旧民家を使った施設での展示
健康学習センター付近には旧民家を利用した施設が点在しており、そこにも作品が展示されている。
「香りの館」の2階では、コミュニケーションの危うさに関心を持つ中﨑透が、下呂の久津八幡宮にある彫刻《水呼ぶ鯉》《鳴いたウグイス》と、それらにまつわる二つの伝説をモチーフにしたインスタレーションを制作。芸術作品が現実に作用するという興味深い逸話を、ライトボックスやその場にあった日用品などを使って表した。空間を大胆に区切るオブジェをくぐったり見上げたりしながら、現実と虚構、過去と現在などの境界を行き来するような楽しい作品だ。
「いろいろ体験ハウス」の2階では、自然と向き合い身近な素材を制作に用いる鈴木初音の作品に圧倒される。この地域の風景を形作る雄大な山々や下呂温泉は火山から生まれたものだが、鈴木はその火山が姿を変えた川砂を使って漆喰の壁をつくり、壁画を制作。随所に使用されているのは、会場の傍らの畑でかつて栽培されいまも繁茂している菊芋を原料に、種を漉きこんだ和紙だ。会期終了後は作品の一部を土に還し、自然の循環を現前させる。

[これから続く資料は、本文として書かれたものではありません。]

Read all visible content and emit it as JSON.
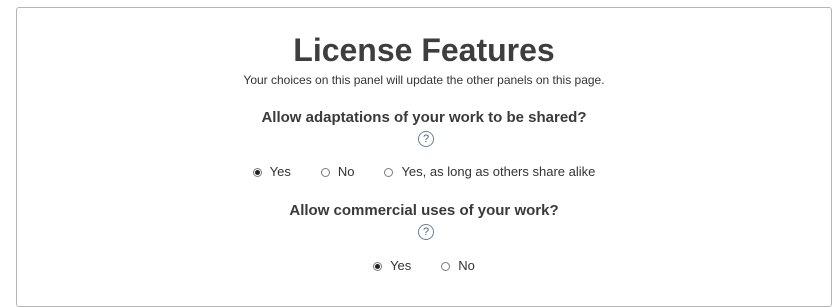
{
  "panel": {
    "title": "License Features",
    "subtitle": "Your choices on this panel will update the other panels on this page."
  },
  "adaptations": {
    "question": "Allow adaptations of your work to be shared?",
    "help_glyph": "?",
    "options": [
      {
        "label": "Yes",
        "checked": true
      },
      {
        "label": "No",
        "checked": false
      },
      {
        "label": "Yes, as long as others share alike",
        "checked": false
      }
    ]
  },
  "commercial": {
    "question": "Allow commercial uses of your work?",
    "help_glyph": "?",
    "options": [
      {
        "label": "Yes",
        "checked": true
      },
      {
        "label": "No",
        "checked": false
      }
    ]
  }
}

東北の中山間地域に住みながら採集の歴史と技術を研究してきた田中望は、「交流サロン」で薬草店を模したインスタレーションを制作した。会場付近の旧薬草園でかつて400種類の薬草が植えられたが多くが根付かなかったということから、植物の瓶づめをはじめ、会場である民家の元住民へのインタビューをもとにした「人間の根っこの瓶づめ」、ドローイングやアニメーション映像を陳列。植物や人が根付くこと、人間にとっての根とは何かを考えさせる。